Iconic German sandal maker Birkenstock Holdings Ltd. made its trading debut on Wednesday, but the stock stumbled out of the gate, falling 10%. This early setback signals caution from investors in the face of new deals and a competitive casual-footwear market. The company’s initial public offering was priced at $46 a share, slightly below the midpoint of its expected range. Under the ticker “BIRK,” Birkenstock began trading on the New York Stock Exchange with lead underwriters Goldman Sachs, JPMorgan, and Morgan Stanley at the helm. While recent IPOs demonstrated strong first-day performance followed by subsequent declines, Birkenstock’s fate remains uncertain. Chip maker Arm Holdings Ltd., digital marketing company Klaviyo, and Instacart (trading as Maplebear Inc.) all experienced substantial gains initially, but later saw their momentum dissipate. Instacart, in particular, closed at $25.50 on Wednesday, well below its $30 issue price. Despite the uncertainty, Birkenstock boasts a loyal following. According to the company’s filings, 70% of existing U.S. customers purchase at least two pairs of Birkenstock shoes. Moreover, a recent survey revealed that 86% of recent purchasers expressed intent to buy again, while 40% did not consider any other brand during their purchase. Kyle Rodda, Senior Market Analyst at Capital.com, believes that the success of Birkenstock’s IPO could serve as a broad measure of market sentiment and sentiment toward consumer-sensitive stocks. In addition, he poses an intriguing question: Do cashed-up millennials prefer investing in brands found at the bottom of their wardrobes? Furthermore, Rodda suggests that Birkenstock’s valuation of around $8.6 billion appears to be on the higher side compared to other comparable consumer discretionary companies on Wall Street, with a price-to-sales ratio above 6 based on the latest revenue release.
Birkenstock Valuation Debate
The recent announcement of Birkenstock’s plans to go public has sparked a heated debate over the company’s valuation.

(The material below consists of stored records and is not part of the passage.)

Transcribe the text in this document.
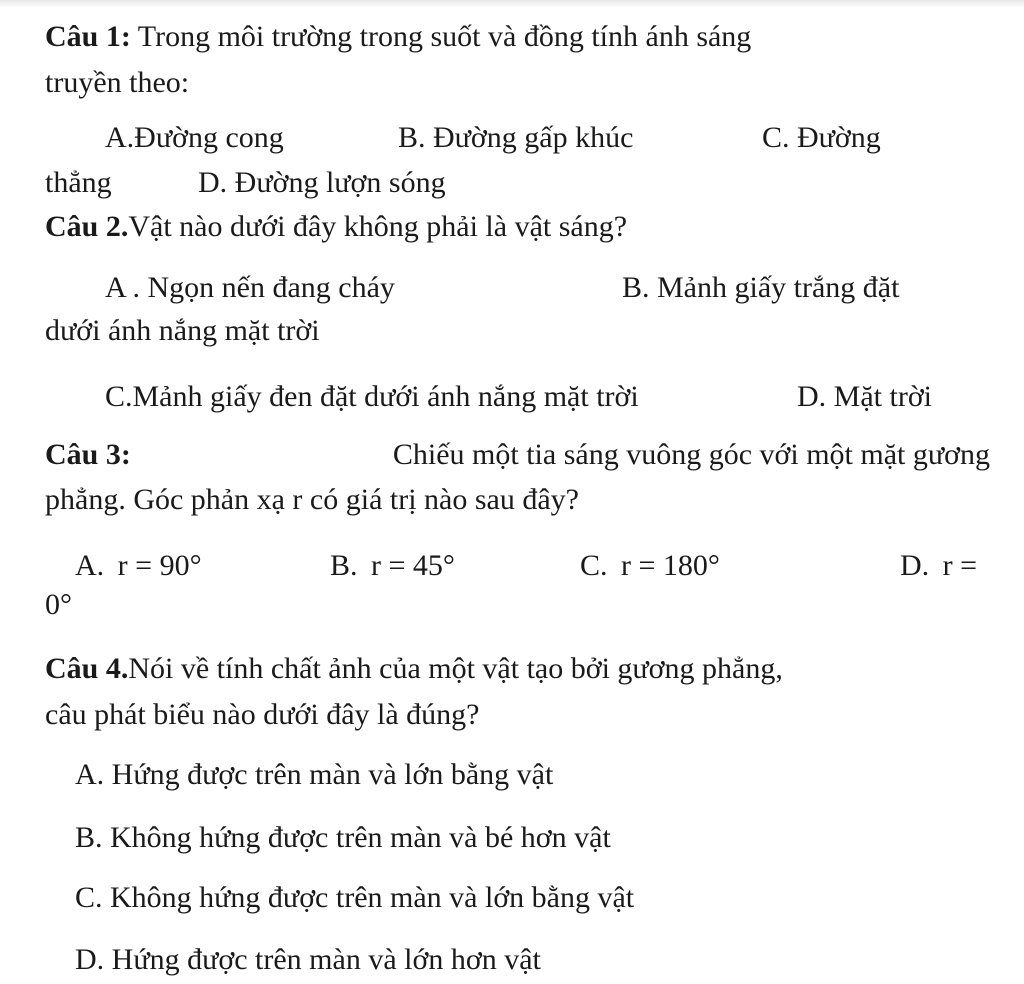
Câu 1: Trong môi trường trong suốt và đồng tính ánh sáng
truyền theo:
A.Đường cong	B. Đường gấp khúc	C. Đường
thẳng	D. Đường lượn sóng
Câu 2.Vật nào dưới đây không phải là vật sáng?
A . Ngọn nến đang cháy	B. Mảnh giấy trắng đặt
dưới ánh nắng mặt trời
C.Mảnh giấy đen đặt dưới ánh nắng mặt trời	D. Mặt trời
Câu 3:	Chiếu một tia sáng vuông góc với một mặt gương
phẳng. Góc phản xạ r có giá trị nào sau đây?
A. r = 90°	B. r = 45°	C. r = 180°	D. r =
0°
Câu 4.Nói về tính chất ảnh của một vật tạo bởi gương phẳng,
câu phát biểu nào dưới đây là đúng?
A. Hứng được trên màn và lớn bằng vật
B. Không hứng được trên màn và bé hơn vật
C. Không hứng được trên màn và lớn bằng vật
D. Hứng được trên màn và lớn hơn vật
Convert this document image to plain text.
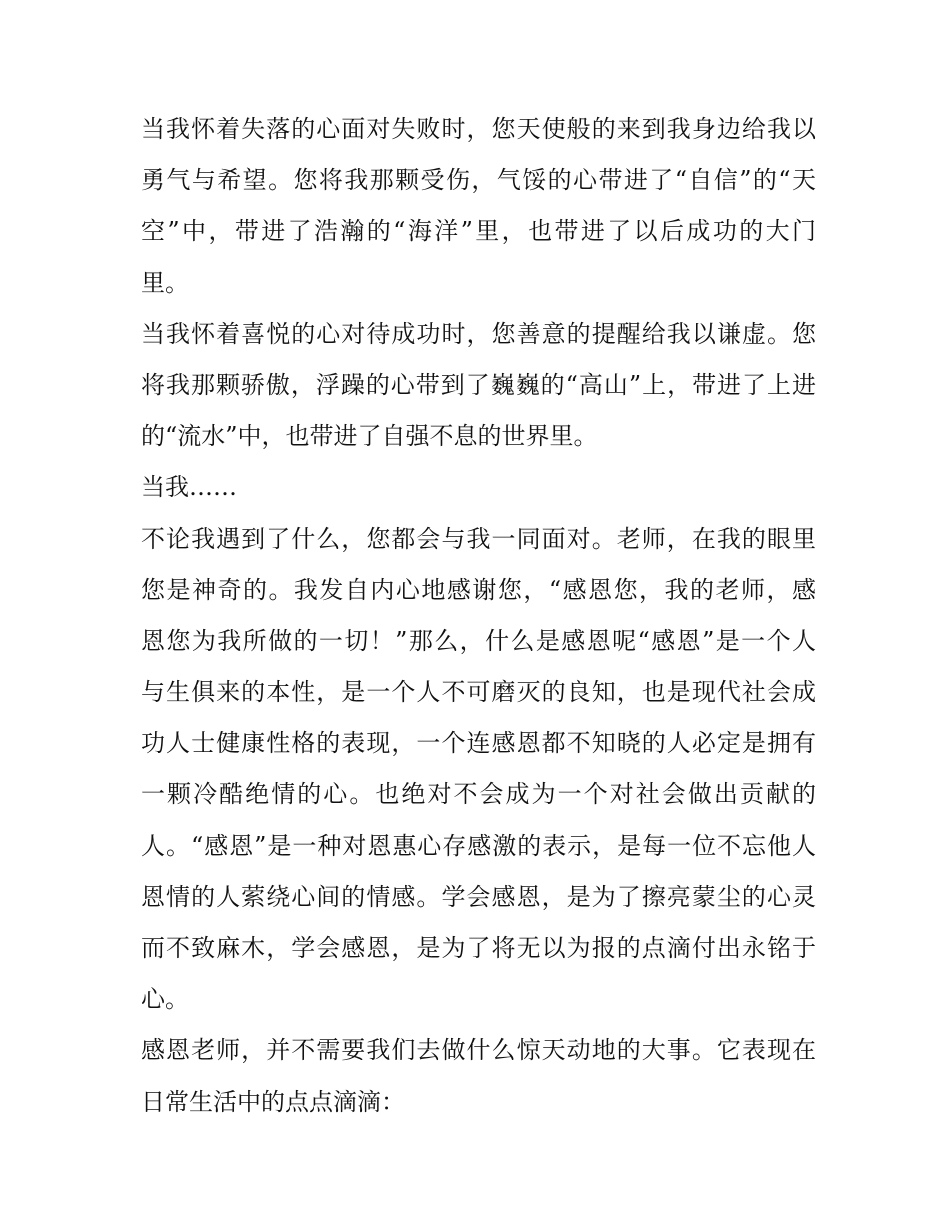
当我怀着失落的心面对失败时，您天使般的来到我身边给我以
勇气与希望。您将我那颗受伤，气馁的心带进了“自信”的“天
空”中，带进了浩瀚的“海洋”里，也带进了以后成功的大门
里。
当我怀着喜悦的心对待成功时，您善意的提醒给我以谦虚。您
将我那颗骄傲，浮躁的心带到了巍巍的“高山”上，带进了上进
的“流水”中，也带进了自强不息的世界里。
当我……
不论我遇到了什么，您都会与我一同面对。老师，在我的眼里
您是神奇的。我发自内心地感谢您，“感恩您，我的老师，感
恩您为我所做的一切！”那么，什么是感恩呢“感恩”是一个人
与生俱来的本性，是一个人不可磨灭的良知，也是现代社会成
功人士健康性格的表现，一个连感恩都不知晓的人必定是拥有
一颗冷酷绝情的心。也绝对不会成为一个对社会做出贡献的
人。“感恩”是一种对恩惠心存感激的表示，是每一位不忘他人
恩情的人萦绕心间的情感。学会感恩，是为了擦亮蒙尘的心灵
而不致麻木，学会感恩，是为了将无以为报的点滴付出永铭于
心。
感恩老师，并不需要我们去做什么惊天动地的大事。它表现在
日常生活中的点点滴滴：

As interest rates rise and consumer spending is expected to slow down, experts are questioning whether the current valuation of $8.7 billion is justified.
David Trainer, Chief Executive of independent equity research company New Constructs, has been vocal in his criticism of the high valuation. He pointed out that it surpasses that of other well-known footwear companies such as Skechers USA Inc., Crocs Inc., and Steve Madden Ltd. In fact, the only companies with a larger market cap than Birkenstock in the footwear industry are Nike Inc. and Deckers Outdoor.
Trainer believes that the valuation is too high, especially considering that as recently as early 2021, the company was valued at just $4.3 billion. According to Trainer’s report, not much has changed since then to justify such a significant increase.
To support the current valuation, Birkenstock would need to generate annual revenue exceeding $3.8 billion, according to Trainer’s estimates. However, the company’s filing documents with the Securities and Exchange Commission show that it only achieved $1.24 billion in revenue for the entirety of 2022.
While Trainer acknowledges Birkenstock’s strong brand equity and stylish sandals, he questions the necessity of the company going public. He advises investors not to expect significant returns from buying into this IPO.
As the valuation debate rages on, it is clear that the future of Birkenstock as a publicly traded company remains uncertain. Investors will be closely watching how the market responds to this IPO, especially in light of the current economic climate.